Kin-hin: The clapper will sound for kin-hin. This is the signal to bow, with hands in gassho. Second clapper means to turn, place hands in kin-hin position, and begin the slow kin-hin. After a few minutes of slow kin-hin, the clapper will sound again. Bow, with hands in gassho, then resume hands in kin-hin and begin the faster kin-hin pace, closing any gaps that may have developed. After some time, the clappers will sound again. Place hands back in gassho and keep moving until you reach the front of your place. Stop. When everybody is in place, clapper will sound, everybody bows and sits. In general, whenever you hear the clappers sound, you need to change hand position in some way. Just see what everyone else is doing until you get the idea of it.

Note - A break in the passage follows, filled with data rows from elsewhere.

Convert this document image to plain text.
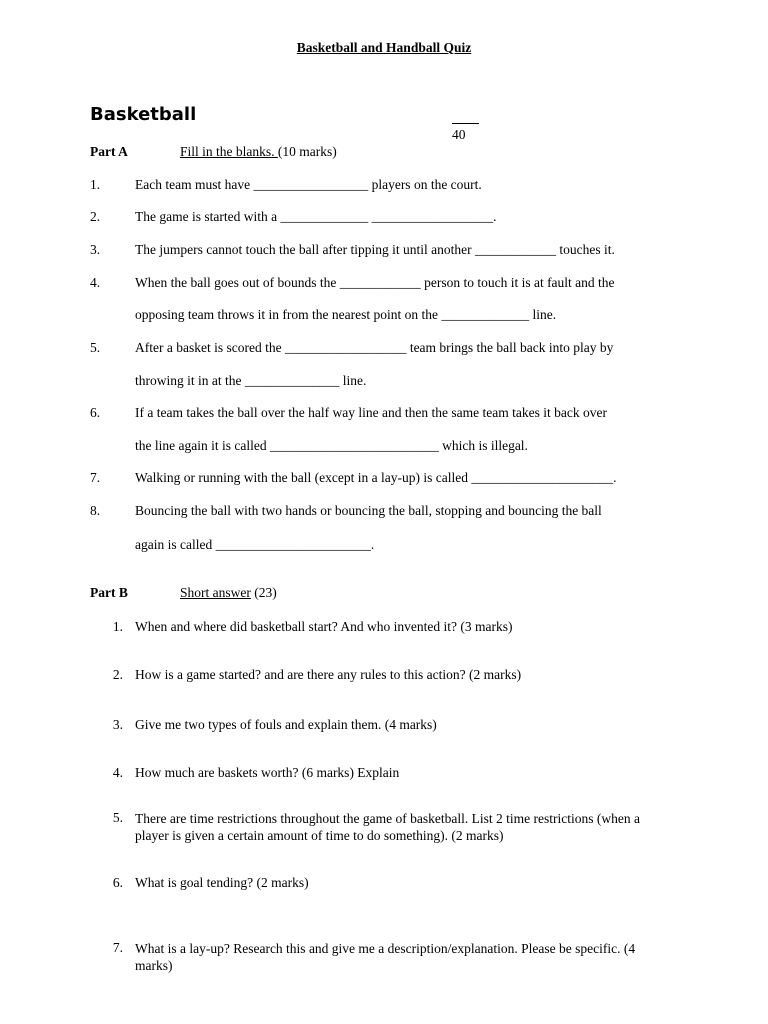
Basketball and Handball Quiz
Basketball
40
Part A	Fill in the blanks. (10 marks)
1.	Each team must have _________________ players on the court.
2.	The game is started with a _____________ __________________.
3.	The jumpers cannot touch the ball after tipping it until another ____________ touches it.
4.	When the ball goes out of bounds the ____________ person to touch it is at fault and the
opposing team throws it in from the nearest point on the _____________ line.
5.	After a basket is scored the __________________ team brings the ball back into play by
throwing it in at the ______________ line.
6.	If a team takes the ball over the half way line and then the same team takes it back over
the line again it is called _________________________ which is illegal.
7.	Walking or running with the ball (except in a lay-up) is called _____________________.
8.	Bouncing the ball with two hands or bouncing the ball, stopping and bouncing the ball
again is called _______________________.
Part B	Short answer (23)
1. When and where did basketball start? And who invented it? (3 marks)
2. How is a game started? and are there any rules to this action? (2 marks)
3. Give me two types of fouls and explain them. (4 marks)
4. How much are baskets worth? (6 marks) Explain
5. There are time restrictions throughout the game of basketball. List 2 time restrictions (when a player is given a certain amount of time to do something). (2 marks)
6. What is goal tending? (2 marks)
7. What is a lay-up? Research this and give me a description/explanation. Please be specific. (4 marks)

Zazen (2nd period): During the 2nd period of zazen, please face the wall. This is part of the Soto Zen tradition and allows for greater concentration in the sitting. The second period is followed, again, by kin-hin.
Monitor: A monitor may move through the zendo during the 2nd sitting to help maintain attention and assist with posture. The monitor will lightly touch you on the shoulder before making any necessary adjustment. Please remember the monitor is not there to be critical but to help you with the maintenance of your attention and your posture.
Daisan: During the 2nd period, the teacher(s) leaves the zendo for Daisan along with a student.
At the sound of the two bells that end the period, turn immediately back to face the center.
Dharma Talk (3rd period): In the 3rd and final period, a Dharma Talk by a teacher or a short talk we call ‘Words of Encouragement” given by a senior student, is given. The format is slightly different on Thursday evenings and Saturday mornings (please see the Calendar for details). All Dharma Talks are available in streaming version online to members.
The Gata on Opening the Sutra is chanted before the Dharma Talk. At the end of zazen, the bell rings twice. Rise. Chant sheets are distributed to all who need them.
Chanting: The Heart Sutra. Sit. Then we chant The Four Great Vows 3 times, followed by the Evening Gata chant done by the chant leader. Rise. Chant sheets are collected.
Close of formal sitting period:
Turn to the altar for the closing bow.
Announcements are made at this time. Please remain standing. After announcements, the clapper will sound once. Bow and then carry your zafu, bench or stool to the closet and put it back where you found it.
Leaving the zendo: If you must leave the zendo during a zazen period, please do so only if absolutely necessary and only during kin-hin. Simply move in kin-hin until you are by the door, bow, leave and then return, waiting by the door with hands in gassho until your turn in the l ine comes up. Bow, slip into the line, and resume the kin-hin hand position. Do not simply join the line at the end. Should you need to leave the zendo during zazen because of some emergency situation, please do not return until the next kin-hin.
Work Practice: Work Practice is carried out at the close of our Saturday morning sittings. It lasts about 15 minutes and is a short period of silent, mindful work cleaning the zendo.You will be given simple instructions on how to carry out the task assigned to you. Extended Work Practice is practiced daily during our out of town sesshins.
Oryoki (the formal meal in the zendo): This is the traditional meal in the zendo which is practiced at SMZ in a modified form during zazenkai (all day sittings).